Les trois hommes regardent également au-delà de la civilisation pendant les 17 jours de chasse, cherchant des variétés de fruits sauvages non encore cultivées et visitant les collines arides de la Géorgie orientale, Aradhya empoigne des dizaines d'échantillons de graines d'amandier. L'une est une fantastique amande aromatisée à la noix de coco provenant d'une autoroute située juste à l'extérieur de la capitale, variété qui pourrait un jour produire des cultivars de prédilection dans l'industrie californienne. L'expédition se dirige également vers l'ouest et, le long des rivages pluvieux de la mer Noire, Aradhya recueille des noix qui peuvent porter une armure génétique contre les moisissures et les brûlures. Dans les jardins de la cour, dans une ferme en bordure de route et dans un verger abandonné à Tbilissi, il collecte du bois provenant de neuf figuiers. (Dans un cas, un vendeur de figues au bord de la route montre les arbres à Aradhya seulement après que le scientifique a payé pour un panier de fruits de quatre livres.) Et d'une collection à Mtskheta dans les derniers jours de la tournée, il débarque des boutures de vigne Le vin et les raisins de table indigènes de Géorgie. Au total, l'expédition introduit plus de 160 accessions nouvelles sur le sol américain.

Un matin, nous visitons le bazar Dezertiri dans le centre de Tbilissi. Dans tous les sens, des tas de fruits inconnus du Nouveau Monde. Des tas de figues vertes de la taille d'une poire — peut-être jamais goûtées auparavant par un Américain — peuvent être ou ne pas être d'une variété que nous avons déjà collectée. Probablement pas, ils sont tous uniques, mais Aradhya a rassemblé tout le bois de figuier qu’il peut manipuler. Il continue son chemin, mais la vaste réserve d'un vendeur de noix, 30 pieds avant la sortie, attire son regard. Il prélève une énorme noix en forme de cacahuète dans l'une des poubelles en vrac.

"C'est la meilleure noisette que j'ai jamais goûtée", a déclaré l'Américain à Bobokashvili, qui négocie pour obtenir un sac de spécimens en coquille. Aradhya trouve des amandes d'une taille attrayante parmi les bacs. Il achète un kilogramme. Aradhya voudrait acquérir des clones parfaits - du bois directement coupé dans les arbres - mais personne ne peut nous diriger vers le verger d’origine des amandes. Le bois d’amande est lui aussi particulièrement sujet à un séchage rapide avant le greffage. Les graines devront faire.

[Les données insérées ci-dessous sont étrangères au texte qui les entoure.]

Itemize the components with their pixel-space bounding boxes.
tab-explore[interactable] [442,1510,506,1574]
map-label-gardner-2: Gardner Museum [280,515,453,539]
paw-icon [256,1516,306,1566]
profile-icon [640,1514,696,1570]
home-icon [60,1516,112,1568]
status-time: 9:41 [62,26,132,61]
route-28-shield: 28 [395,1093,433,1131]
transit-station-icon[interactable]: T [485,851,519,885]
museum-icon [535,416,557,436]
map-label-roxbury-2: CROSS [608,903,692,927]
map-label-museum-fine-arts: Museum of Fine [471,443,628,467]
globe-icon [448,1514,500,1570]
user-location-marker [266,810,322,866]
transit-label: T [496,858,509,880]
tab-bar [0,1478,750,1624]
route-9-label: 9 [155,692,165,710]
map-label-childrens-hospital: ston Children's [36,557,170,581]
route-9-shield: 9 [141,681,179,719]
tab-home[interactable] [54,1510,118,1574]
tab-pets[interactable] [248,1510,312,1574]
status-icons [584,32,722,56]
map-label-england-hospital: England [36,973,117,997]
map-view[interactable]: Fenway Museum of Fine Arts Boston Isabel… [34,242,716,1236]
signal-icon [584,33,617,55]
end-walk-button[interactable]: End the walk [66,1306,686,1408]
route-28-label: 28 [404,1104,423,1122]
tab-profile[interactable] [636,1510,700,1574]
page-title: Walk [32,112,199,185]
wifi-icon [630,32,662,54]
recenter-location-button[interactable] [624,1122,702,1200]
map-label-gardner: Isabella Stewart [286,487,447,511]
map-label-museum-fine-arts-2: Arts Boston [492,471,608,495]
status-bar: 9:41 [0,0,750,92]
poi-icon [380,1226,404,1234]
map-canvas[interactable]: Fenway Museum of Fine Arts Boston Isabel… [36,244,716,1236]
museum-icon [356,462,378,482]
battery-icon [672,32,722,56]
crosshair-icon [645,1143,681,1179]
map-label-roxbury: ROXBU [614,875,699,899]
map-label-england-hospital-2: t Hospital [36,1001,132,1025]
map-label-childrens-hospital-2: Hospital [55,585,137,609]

Nous quittons le bazar et entrons dans le parking sous le soleil ardent de Géorgie. La grenade et les noyers débordent des clôtures. Le trottoir sous un immense mûrier est encore taché de noir par les fruits tombés de la récolte de juillet. Et d'une fissure dans un mur de béton, un figuier de trois pieds a poussé, rappelant de manière silencieuse la fertilité de la Géorgie et sa valeur en tant que centre de la diversité génétique botanique.

Aradhya tient le sac d'amandes sans nom dans sa main alors que Maghradze ouvre le coffre de la voiture. «Il est possible que nous n'obtenions pas de répliques exactes de l'arbre», déclare l'américain. "Mais au moins nous avons les gènes."